Dalam era digital, cara produk sampai ke pelanggan juga menjadi bagian penting dari desain proses. Banyak bisnis kini mengadopsi model order online, pick up in store atau bahkan pengiriman langsung ke rumah. Proses ini menuntut integrasi yang mulus antara sistem online, stok gudang, dan layanan pelanggan. Jika satu bagian gagal, seluruh pengalaman pelanggan bisa rusak. Karena itu, manajer operasi modern harus berpikir lintas fungsi—dari desain produk, rantai pasok, hingga layanan purna jual.

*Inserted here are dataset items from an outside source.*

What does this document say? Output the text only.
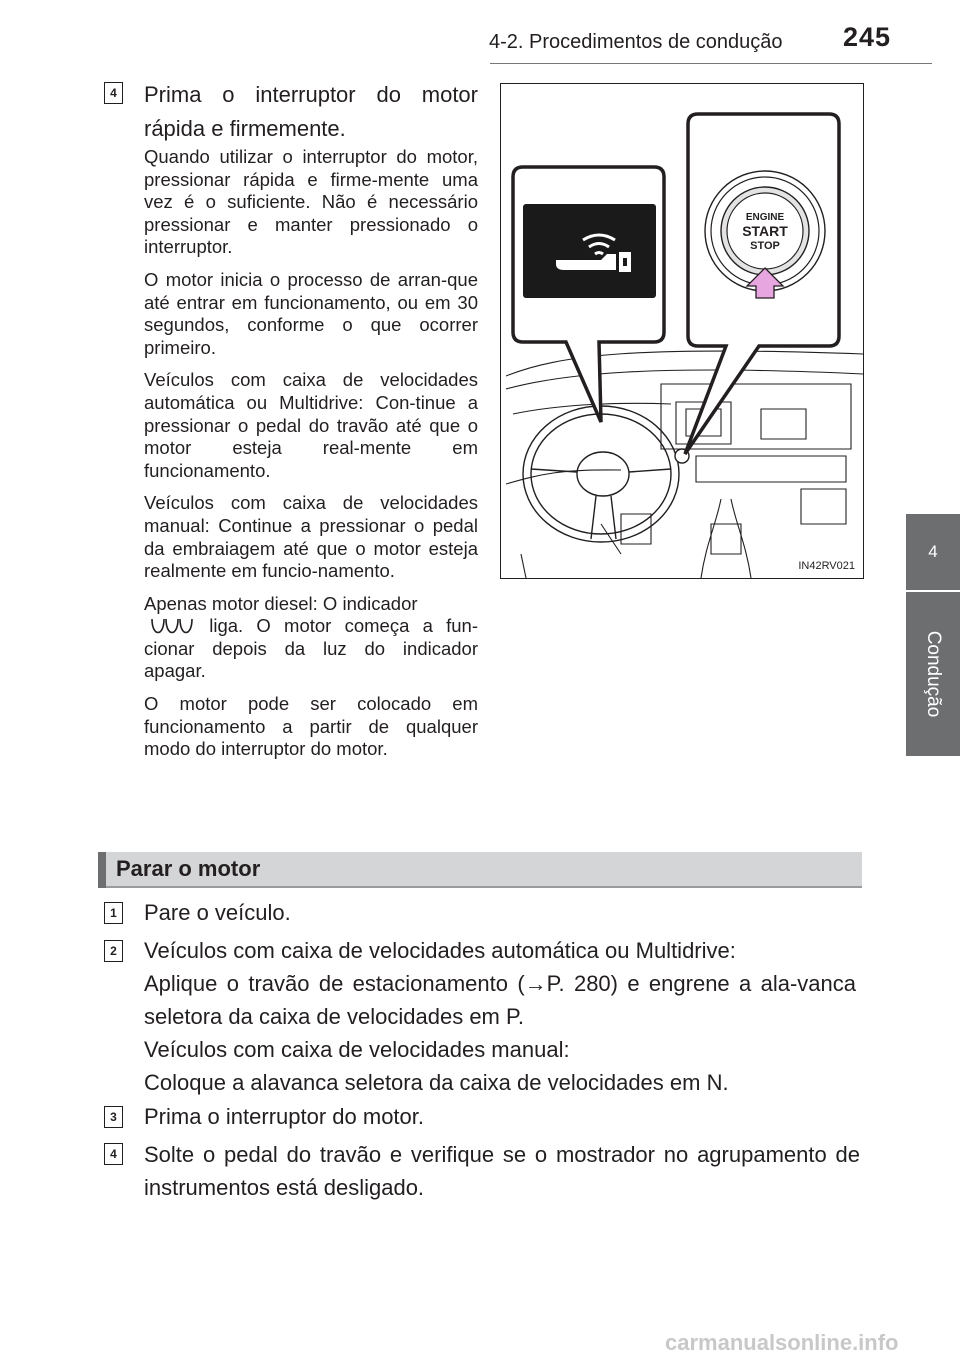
4-2. Procedimentos de condução 245
4
Condução
4 Prima o interruptor do motor rápida e firmemente.

Quando utilizar o interruptor do motor, pressionar rápida e firme-mente uma vez é o suficiente. Não é necessário pressionar e manter pressionado o interruptor.

O motor inicia o processo de arran-que até entrar em funcionamento, ou em 30 segundos, conforme o que ocorrer primeiro.

Veículos com caixa de velocidades automática ou Multidrive: Con-tinue a pressionar o pedal do travão até que o motor esteja real-mente em funcionamento.

Veículos com caixa de velocidades manual: Continue a pressionar o pedal da embraiagem até que o motor esteja realmente em funcio-namento.

Apenas motor diesel: O indicador
liga. O motor começa a fun-cionar depois da luz do indicador apagar.

O motor pode ser colocado em funcionamento a partir de qualquer modo do interruptor do motor.

ENGINE
START
STOP
IN42RV021
Parar o motor
1 Pare o veículo.
2 Veículos com caixa de velocidades automática ou Multidrive:
Aplique o travão de estacionamento (→P. 280) e engrene a ala-vanca seletora da caixa de velocidades em P.
Veículos com caixa de velocidades manual:
Coloque a alavanca seletora da caixa de velocidades em N.
3 Prima o interruptor do motor.
4 Solte o pedal do travão e verifique se o mostrador no agrupamento de instrumentos está desligado.
carmanualsonline.info
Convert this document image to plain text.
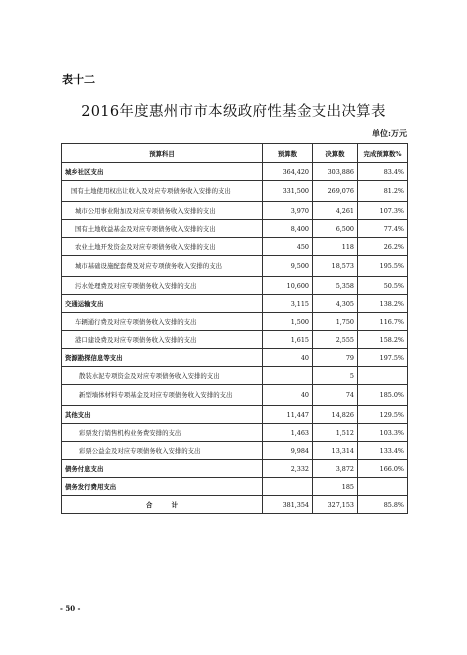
表十二
2016年度惠州市市本级政府性基金支出决算表
单位:万元
预算科目	预算数	决算数	完成预算数%
城乡社区支出	364,420	303,886	83.4%
国有土地使用权出让收入及对应专项债务收入安排的支出	331,500	269,076	81.2%
城市公用事业附加及对应专项债务收入安排的支出	3,970	4,261	107.3%
国有土地收益基金及对应专项债务收入安排的支出	8,400	6,500	77.4%
农业土地开发资金及对应专项债务收入安排的支出	450	118	26.2%
城市基础设施配套费及对应专项债务收入安排的支出	9,500	18,573	195.5%
污水处理费及对应专项债务收入安排的支出	10,600	5,358	50.5%
交通运输支出	3,115	4,305	138.2%
车辆通行费及对应专项债务收入安排的支出	1,500	1,750	116.7%
港口建设费及对应专项债务收入安排的支出	1,615	2,555	158.2%
资源勘探信息等支出	40	79	197.5%
散装水泥专项资金及对应专项债务收入安排的支出		5	
新型墙体材料专项基金及对应专项债务收入安排的支出	40	74	185.0%
其他支出	11,447	14,826	129.5%
彩票发行销售机构业务费安排的支出	1,463	1,512	103.3%
彩票公益金及对应专项债务收入安排的支出	9,984	13,314	133.4%
债务付息支出	2,332	3,872	166.0%
债务发行费用支出		185	
合　　　计	381,354	327,153	85.8%
- 50 -
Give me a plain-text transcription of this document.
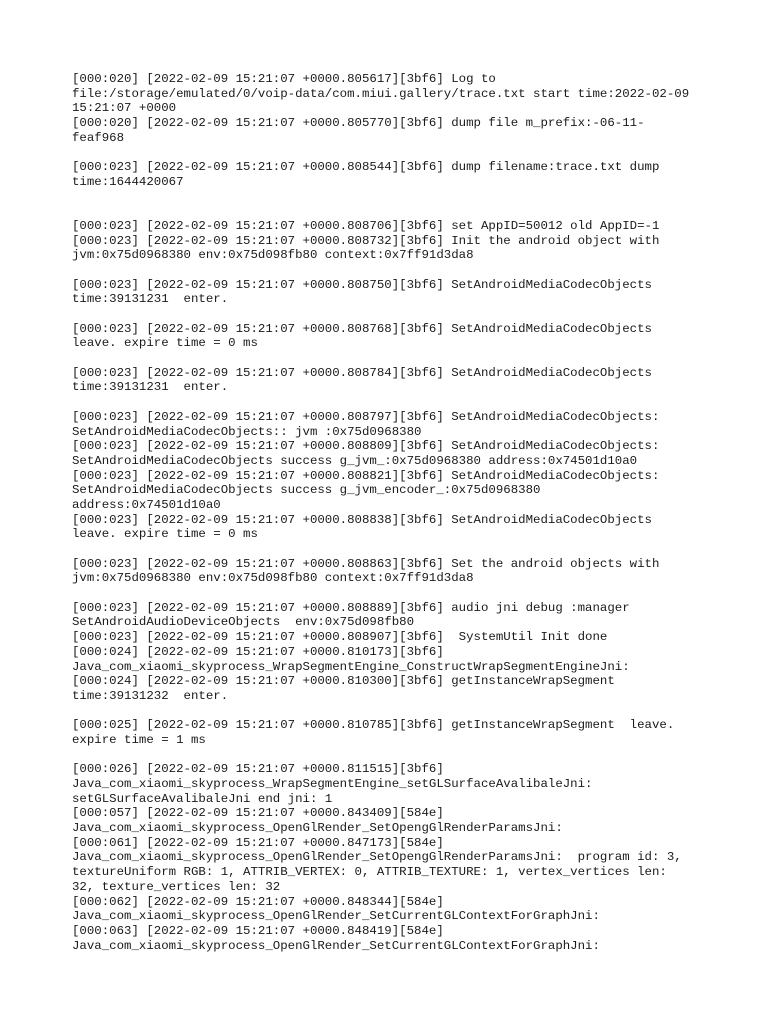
[000:020] [2022-02-09 15:21:07 +0000.805617][3bf6] Log to
file:/storage/emulated/0/voip-data/com.miui.gallery/trace.txt start time:2022-02-09
15:21:07 +0000
[000:020] [2022-02-09 15:21:07 +0000.805770][3bf6] dump file m_prefix:-06-11-
feaf968
[000:023] [2022-02-09 15:21:07 +0000.808544][3bf6] dump filename:trace.txt dump
time:1644420067
[000:023] [2022-02-09 15:21:07 +0000.808706][3bf6] set AppID=50012 old AppID=-1
[000:023] [2022-02-09 15:21:07 +0000.808732][3bf6] Init the android object with
jvm:0x75d0968380 env:0x75d098fb80 context:0x7ff91d3da8
[000:023] [2022-02-09 15:21:07 +0000.808750][3bf6] SetAndroidMediaCodecObjects
time:39131231  enter.
[000:023] [2022-02-09 15:21:07 +0000.808768][3bf6] SetAndroidMediaCodecObjects
leave. expire time = 0 ms
[000:023] [2022-02-09 15:21:07 +0000.808784][3bf6] SetAndroidMediaCodecObjects
time:39131231  enter.
[000:023] [2022-02-09 15:21:07 +0000.808797][3bf6] SetAndroidMediaCodecObjects:
SetAndroidMediaCodecObjects:: jvm :0x75d0968380
[000:023] [2022-02-09 15:21:07 +0000.808809][3bf6] SetAndroidMediaCodecObjects:
SetAndroidMediaCodecObjects success g_jvm_:0x75d0968380 address:0x74501d10a0
[000:023] [2022-02-09 15:21:07 +0000.808821][3bf6] SetAndroidMediaCodecObjects:
SetAndroidMediaCodecObjects success g_jvm_encoder_:0x75d0968380
address:0x74501d10a0
[000:023] [2022-02-09 15:21:07 +0000.808838][3bf6] SetAndroidMediaCodecObjects
leave. expire time = 0 ms
[000:023] [2022-02-09 15:21:07 +0000.808863][3bf6] Set the android objects with
jvm:0x75d0968380 env:0x75d098fb80 context:0x7ff91d3da8
[000:023] [2022-02-09 15:21:07 +0000.808889][3bf6] audio jni debug :manager
SetAndroidAudioDeviceObjects  env:0x75d098fb80
[000:023] [2022-02-09 15:21:07 +0000.808907][3bf6]  SystemUtil Init done
[000:024] [2022-02-09 15:21:07 +0000.810173][3bf6]
Java_com_xiaomi_skyprocess_WrapSegmentEngine_ConstructWrapSegmentEngineJni:
[000:024] [2022-02-09 15:21:07 +0000.810300][3bf6] getInstanceWrapSegment
time:39131232  enter.
[000:025] [2022-02-09 15:21:07 +0000.810785][3bf6] getInstanceWrapSegment  leave.
expire time = 1 ms
[000:026] [2022-02-09 15:21:07 +0000.811515][3bf6]
Java_com_xiaomi_skyprocess_WrapSegmentEngine_setGLSurfaceAvalibaleJni:
setGLSurfaceAvalibaleJni end jni: 1
[000:057] [2022-02-09 15:21:07 +0000.843409][584e]
Java_com_xiaomi_skyprocess_OpenGlRender_SetOpengGlRenderParamsJni:
[000:061] [2022-02-09 15:21:07 +0000.847173][584e]
Java_com_xiaomi_skyprocess_OpenGlRender_SetOpengGlRenderParamsJni:  program id: 3,
textureUniform RGB: 1, ATTRIB_VERTEX: 0, ATTRIB_TEXTURE: 1, vertex_vertices len:
32, texture_vertices len: 32
[000:062] [2022-02-09 15:21:07 +0000.848344][584e]
Java_com_xiaomi_skyprocess_OpenGlRender_SetCurrentGLContextForGraphJni:
[000:063] [2022-02-09 15:21:07 +0000.848419][584e]
Java_com_xiaomi_skyprocess_OpenGlRender_SetCurrentGLContextForGraphJni:
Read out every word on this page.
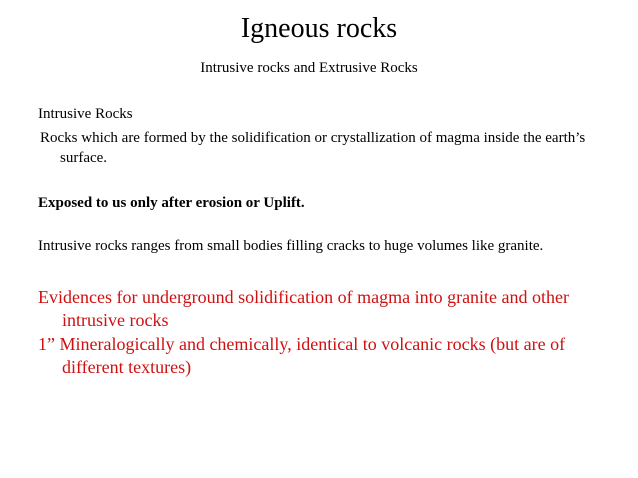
Igneous rocks
Intrusive rocks and Extrusive Rocks
Intrusive Rocks
Rocks which are formed by the solidification or crystallization of magma inside the earth’s surface.
Exposed to us only after erosion or Uplift.
Intrusive rocks ranges from small bodies filling cracks to huge volumes like granite.
Evidences for underground solidification of magma into granite and other intrusive rocks
1” Mineralogically and chemically, identical to volcanic rocks (but are of different textures)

Prinsip Design for X (DFX) menjadi pegangan penting dalam dunia modern—yakni desain yang mempertimbangkan berbagai faktor sejak awal, seperti kemudahan produksi (Design for Manufacturing), kemudahan perawatan (Design for Maintenance), atau keberlanjutan (Design for Environment). Dengan menerapkan DFX, perusahaan bisa memastikan bahwa produk tidak hanya menarik secara fungsional, tetapi juga efisien, ramah lingkungan, dan tahan lama. Sebagai contoh, produsen elektronik kini merancang produk agar mudah didaur ulang setelah masa pakainya habis—sebuah langkah yang dulu jarang dipertimbangkan dalam desain proses.

Kesuksesan dalam manajemen operasi bukan hanya tentang bekerja lebih keras atau lebih cepat, tetapi tentang bekerja lebih cerdas. Setiap langkah dalam proses, setiap keputusan investasi, dan setiap strategi produksi harus didasari oleh pemahaman menyeluruh tentang apa yang ingin dihasilkan dan bagaimana cara terbaik untuk mewujudkannya. Ketika desain proses selaras dengan karakter produk, efisiensi, kualitas, dan kepuasan pelanggan akan berjalan beriringan—dan itulah tanda dari operasi yang benar-benar unggul.